Human immunodeficiency virus type 1 reverse transcriptase tG:T mispair formation on RNA and DNA templates with mismatched primers: a kinetic and thermodynamic study.

The relationship between human immunodeficiency virus (HIV) type 1 reverse transcriptase tG:T mispair formation and base pair stability was investigated using DNA and RNA templates with 15 bp matched or mismatched DNA primers. tG:T mispair formation during primer elongation was undetectable on tDNA‐DNA duplexes but occurred with a frequency of 10(‐4) on matched tRNA‐DNA duplexes. The frequency increased to 7.0 × 10(‐4) and 1.3 × 10(‐3) on tRNA‐DNA duplexes with tG:T mismatches located 6 and 9 bp beyond the polymerization site. From Km values at 37 degrees C, the free energy change upon dissociation (delta G degrees 37) of the tG:T mispair increased from matched to mismatched tRNA‐DNA duplexes by 0.36–1.21 kcal/mol. delta G degrees 37 for a correct tG:C pair decreased by 0.06–1.00 kcal/mol.
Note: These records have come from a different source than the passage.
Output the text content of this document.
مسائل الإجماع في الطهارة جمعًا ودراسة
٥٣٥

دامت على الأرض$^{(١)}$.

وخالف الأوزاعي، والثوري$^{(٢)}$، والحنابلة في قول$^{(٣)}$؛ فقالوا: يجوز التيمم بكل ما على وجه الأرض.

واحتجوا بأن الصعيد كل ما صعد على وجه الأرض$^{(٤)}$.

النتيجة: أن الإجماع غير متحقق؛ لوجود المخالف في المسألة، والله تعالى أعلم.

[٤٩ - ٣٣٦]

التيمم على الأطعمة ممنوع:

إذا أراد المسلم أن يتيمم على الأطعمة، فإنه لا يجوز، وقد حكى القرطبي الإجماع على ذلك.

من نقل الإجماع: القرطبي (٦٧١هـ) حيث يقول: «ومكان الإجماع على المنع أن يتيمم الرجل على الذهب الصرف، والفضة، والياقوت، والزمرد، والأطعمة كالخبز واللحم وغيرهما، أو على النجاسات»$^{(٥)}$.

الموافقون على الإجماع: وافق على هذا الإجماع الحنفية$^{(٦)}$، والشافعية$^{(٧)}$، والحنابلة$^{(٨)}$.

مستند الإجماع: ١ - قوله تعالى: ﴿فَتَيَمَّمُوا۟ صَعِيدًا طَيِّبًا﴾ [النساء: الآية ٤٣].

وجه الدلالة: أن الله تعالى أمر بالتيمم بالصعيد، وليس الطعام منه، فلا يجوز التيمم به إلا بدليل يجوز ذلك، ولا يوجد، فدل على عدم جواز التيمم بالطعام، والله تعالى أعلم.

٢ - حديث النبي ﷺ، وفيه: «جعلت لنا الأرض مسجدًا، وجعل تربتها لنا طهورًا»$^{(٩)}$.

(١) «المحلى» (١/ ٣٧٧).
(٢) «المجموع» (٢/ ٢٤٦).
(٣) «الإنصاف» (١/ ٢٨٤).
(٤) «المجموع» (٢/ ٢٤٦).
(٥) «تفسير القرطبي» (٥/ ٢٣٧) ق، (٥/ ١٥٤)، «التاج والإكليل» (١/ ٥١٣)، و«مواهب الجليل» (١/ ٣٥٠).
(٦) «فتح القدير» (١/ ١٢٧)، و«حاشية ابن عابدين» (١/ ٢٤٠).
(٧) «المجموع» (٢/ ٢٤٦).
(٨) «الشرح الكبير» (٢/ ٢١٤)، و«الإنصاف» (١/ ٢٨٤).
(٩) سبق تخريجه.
In comparison with DNA‐DNA duplexes, thermal melting measurements on RNA‐DNA duplexes demonstrated smaller enthalpy (delta delta H degrees = −17.7 to −28.1 kcal/mol) and entropy (delta delta S degrees = −59.3 to −83.4 cal/mol/K) components. A strong entropy‐enthalpy compensation resulted in small free energy differences (delta delta G degrees 37 = 0.8 to −2.2 kcal/mol). Thus, although DNA‐DNA and RNA‐DNA duplexes are of comparable stability in solution, the RNA‐DNA duplex presents more facile base pair opening and higher conformational flexibility. The release of helical strain at constant helix stability in RNA‐DNA duplexes may facilitate base mispairing during reverse transcription, particularly in the context of lentiviral G–>A hypermutation.